20. Jewish Autonomy throughout history:

The Jewish legal system.

The Tannaim: Tana, a word of Aramaic origin, is the title given to the
lawyers, judges, and legal scholars of the Jewish community who laid the foundations of the Torah Shè-Be-Al Pè, the so-called “Oral Law.” Shimon Ha-Tzaddik, Simon the Just was one of the last of the “Men of the Great Assembly.” He lived sometime in the 3rd century before the Common Era. The last of the Tannaim was of the generation of Rabbi Yehudah Ha-Nasi, the editor of the final edition of the Mishnah, and his date is approximately 200 C.E.

21. Growth of the Mishnah – the Sanhedrin
What is the Mishnah? The Mishnah is the first important codification of Jewish Law. In a sense one could say that the Mishnah is the basic Constitution of the Jewish Nation, the basis of the Jewish Legal System.

22. Hillel and Shammai. Hillel and Shammai were the last of the great Zugot, the “Pairs” who led the Jewish People after the period of the Great Assembly. They are of prime importance in the development of the Jewish Legal system, because they led two major schools of legal philosophy. Their period of activity was around the beginning of the Common Era.

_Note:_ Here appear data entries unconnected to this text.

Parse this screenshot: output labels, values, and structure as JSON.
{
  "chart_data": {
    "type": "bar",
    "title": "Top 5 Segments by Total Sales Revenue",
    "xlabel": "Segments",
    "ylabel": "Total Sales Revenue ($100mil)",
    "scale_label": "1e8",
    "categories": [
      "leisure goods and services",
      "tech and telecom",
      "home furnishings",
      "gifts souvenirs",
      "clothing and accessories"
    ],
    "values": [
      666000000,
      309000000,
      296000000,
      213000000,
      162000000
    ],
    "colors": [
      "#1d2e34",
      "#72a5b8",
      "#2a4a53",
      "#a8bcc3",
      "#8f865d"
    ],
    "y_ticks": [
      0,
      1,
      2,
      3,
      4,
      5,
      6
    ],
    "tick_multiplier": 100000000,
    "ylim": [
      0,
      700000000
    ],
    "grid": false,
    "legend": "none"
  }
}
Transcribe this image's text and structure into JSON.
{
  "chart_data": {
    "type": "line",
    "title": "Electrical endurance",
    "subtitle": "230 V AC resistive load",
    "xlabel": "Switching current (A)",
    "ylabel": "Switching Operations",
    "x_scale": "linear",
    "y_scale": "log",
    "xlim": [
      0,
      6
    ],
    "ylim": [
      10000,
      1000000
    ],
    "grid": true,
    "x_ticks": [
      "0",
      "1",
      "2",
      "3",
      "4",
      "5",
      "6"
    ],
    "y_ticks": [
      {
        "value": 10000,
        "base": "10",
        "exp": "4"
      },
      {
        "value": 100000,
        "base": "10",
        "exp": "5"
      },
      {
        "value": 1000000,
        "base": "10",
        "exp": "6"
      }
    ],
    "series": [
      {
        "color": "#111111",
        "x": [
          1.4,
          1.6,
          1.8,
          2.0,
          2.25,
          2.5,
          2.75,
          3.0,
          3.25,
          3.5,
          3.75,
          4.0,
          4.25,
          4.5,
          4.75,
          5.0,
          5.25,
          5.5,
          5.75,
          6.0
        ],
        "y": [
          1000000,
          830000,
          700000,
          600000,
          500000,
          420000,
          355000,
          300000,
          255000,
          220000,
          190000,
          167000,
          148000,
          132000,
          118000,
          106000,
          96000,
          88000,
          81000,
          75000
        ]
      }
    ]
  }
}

23. Hillel and Shammai: Their many debates on law are recorded in the Talmud. The so-called “Schools” of Hillel and Shammai represent two approaches to the problem of law. Briefly, they can be characterized as follows. Shammai can be described as the one who was –to use an American term– a “Strict Constructionist.” That is to say, he felt the letter of the law must be adhered to as closely a possible.

Hillel, in contrast to his opponent, felt that in dealing with a legal problem, one must take into account the element of “intention.” Thus were two philosophies of law developed, and their reasoning is at the basis of their many disagreements. In most cases Hillel’s arguments won, because the majority of the judges on the Supreme Sanhedrin were in agreement with his views and the rule of decision-making was, “The majority decides.”

Decisions according to Beit Shammai.

There are, however, six famous cases in which Shammai’s side swayed a majority and the law was decided according to his view.

24. The decisions of the Sanhedrin, which sat in the Hall of Polished Stones in the complex of buildings of the Temple in Jerusalem, were binding on all Jewish communities throughout the world, from the communities of South Asia to the northwestern limits of the Roman Empire.

25. We need not go into the many reasons which led the Jewish People to rebel against the Roman Empire, but the preparations for that fatal conflict led to one of the first changes in the.status of the Sanhedrin.